= Peritas =

Dog owned by Alexander the Great

Detail of the mosaic “House of the Abduction of Helen” at Pella, Greece. Dating of the piece has caused some to believe the dog depicted is Peritas

Peritas (Περίτας) was Alexander the Great's favorite dog, who accompanied him during his military exploits.

==History==
===The eponymous city===
Not much is known of the historical Peritas aside from a city named in his honor. Like Alexander's horse Bucephalus, Peritas was awarded a city named in his honor, with a monument to his glory in its central square. According to Plutarch, after recalling the story of Bucephalus, "It is said, too, that when he lost a dog also, named Peritas, which had been reared by him and was loved by him, he founded a city and gave it the dog's name." The city was probably somewhere in Pakistan, perhaps not far from the town named after Bucephalus, since both cities would have been the spoils of war for Alexander after having defeated King Porus at the Battle of the Hydaspes.

===Dog type===
What type of dog the mythical Peritas was, is hard to ascertain and remains unknown.

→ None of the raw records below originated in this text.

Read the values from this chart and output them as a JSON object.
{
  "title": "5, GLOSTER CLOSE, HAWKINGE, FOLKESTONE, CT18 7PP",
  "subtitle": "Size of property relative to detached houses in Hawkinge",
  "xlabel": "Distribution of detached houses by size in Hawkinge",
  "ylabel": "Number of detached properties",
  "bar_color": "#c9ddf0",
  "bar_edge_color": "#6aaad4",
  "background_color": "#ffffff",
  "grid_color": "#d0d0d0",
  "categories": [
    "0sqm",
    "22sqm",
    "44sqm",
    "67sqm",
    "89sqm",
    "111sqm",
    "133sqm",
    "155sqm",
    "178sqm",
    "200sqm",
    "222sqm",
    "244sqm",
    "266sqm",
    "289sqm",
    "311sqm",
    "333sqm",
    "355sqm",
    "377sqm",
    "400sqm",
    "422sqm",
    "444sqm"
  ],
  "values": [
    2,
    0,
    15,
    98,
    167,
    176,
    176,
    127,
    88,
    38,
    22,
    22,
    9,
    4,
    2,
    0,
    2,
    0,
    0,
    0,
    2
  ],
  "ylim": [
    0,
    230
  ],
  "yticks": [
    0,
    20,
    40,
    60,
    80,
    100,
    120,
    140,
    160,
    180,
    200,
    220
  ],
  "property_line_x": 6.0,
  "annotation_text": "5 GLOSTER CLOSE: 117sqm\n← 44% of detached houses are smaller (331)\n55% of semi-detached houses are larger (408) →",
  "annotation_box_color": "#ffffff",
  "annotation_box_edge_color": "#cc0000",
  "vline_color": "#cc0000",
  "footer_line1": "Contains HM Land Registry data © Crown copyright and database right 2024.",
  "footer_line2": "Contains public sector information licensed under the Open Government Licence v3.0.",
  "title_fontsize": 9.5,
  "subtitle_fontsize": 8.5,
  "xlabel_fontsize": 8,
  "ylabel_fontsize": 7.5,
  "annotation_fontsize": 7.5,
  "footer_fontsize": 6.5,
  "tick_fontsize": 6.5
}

Peritas is sometimes referred to as a Molossus, or a Bulldog, perhaps from the fierce nature of a few stories. Peritas may also have been a Laconian, a classic ancient Greek hunting dog, as depicted in the Stag Hunt mosaic.

===Tales of Peritas===
According to Pliny, it was the king of Caucasian Albania who delighted Alexander by giving him a dog which had attacked and beaten both a lion and an elephant. There is also the story of Alexander meeting Sophytes, a ruler of an area probably around Jech Doab in Punjab. Sophytes gave Alexander one hundred and fifty dogs known for their fearsome strength and courage. Wishing to test their strength, Sophytes had a lion fight two of the weakest dogs. He released two others to help once those two seemed at a disadvantage. The four were doing well against the lion when Sophytes sent a man with a scimitar to hack at a leg of one of the dogs. Alexander protested strongly, and guards took the man with the blade away, until Sophytes offered Alexander three dogs for that one. The dog then calmly accepted its fate without making a sound, and continued to have a firm bite on the lion until it had succumbed to its loss of blood. It is unlikely that any of these pertain to Peritas.

==In popular culture ==
Peritas appears as a posthumous character in Scoob!. He is depicted as a Great Dane who is an ancestor of Scooby-Doo. His bond with Alexander the Great sealed the gates to the Underworld to keep Cerberus from escaping.

The dog is present in the first half of Mary Renault's novel The Persian Boy.